Scattano l'allarme, l'autoisolamento e la necessità di fare il tampone quanto prima.

Il 26enne, residente in Sicilia, chiama la Asl di riferimento nella Capitale, chiede lumi sul protocollo da seguire e scopre suo malgrado di essere di fronte a una montagna piuttosto ardua da scalare: «Il centralino è stato efficiente - racconta Stagno - hanno risposto quasi subito. Mi sarei dovuto presentare al drive in con la ricetta dematerializzata del medico di base e, intanto, evitare qualsiasi contatto con l'esterno».

Roma, attivi i nuovi drive in: dove è possibile fare il tampone nella Capitale

Tutto chiaro, insomma: «In realtà non proprio - continua il 26 enne - perchè le strutture pubbliche della Regione accreditate per effettuare i test possono accettare esclusivamente ricette emesse nel Lazio ed io essendo al momento residente in Sicilia, ho lì il mio medico di base. In sostanza, se fossi andato, dopo ore di fila mi avrebbero certamente rimandato indietro».

Il giovane non si perde d'animo, chiede quali possano essere le soluzioni alternative ed è posto davanti ad un bivio: «Mi hanno consigliato di provare ad ottenere la ricetta in guardia medica o di andare in uno studio privato. Ho spiegato di essere completamente asintomatico e che il potenziale contagio risalirebbe alla settimana precedente. Intervallo di tempo in cui, ignaro, ho condotto una vita normale, sempre nel rispetto delle prescrizioni in vigore». Massimiliano così aspetta le 20, orario d'apertura delle guardie mediche, ma riceve l'ennesimo due di picche: «Niente da fare. Sostengono di ricevere centinaia di telefonate per lo stesso motivo, ma emettere ricette non rientrerebbe tra le loro competenze».

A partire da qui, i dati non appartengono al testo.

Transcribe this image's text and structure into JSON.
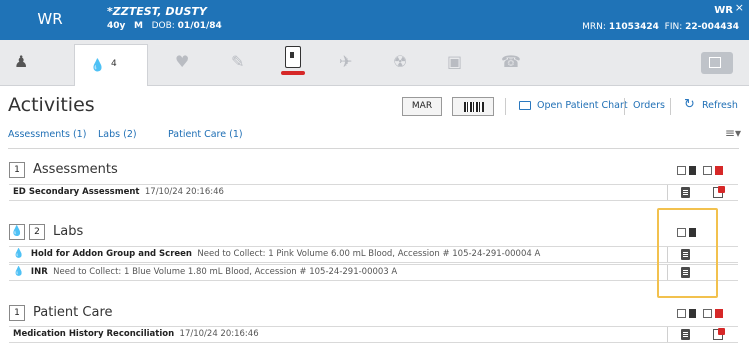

E via con la proposta indecente: «Magari qualche amico a Roma le fa cortesia». L'idea non lo sfiora nemmeno: «Ho atteso il giorno successivo ed ho prenotato il test rapido a pagamento in una clinica autorizzata nelle vicinanze. Mi hanno fissato un appuntamento per venerdì sera. Prima, data la mole di richieste, era impossibile. Mi costerà 60 euro, tuttavia, al netto della spesa, mi rimane una grande amarezza. Si parla di sanità pubblica, di rispetto degli altri in una situazione delicata, ma poi si ricade sempre negli stessi errori».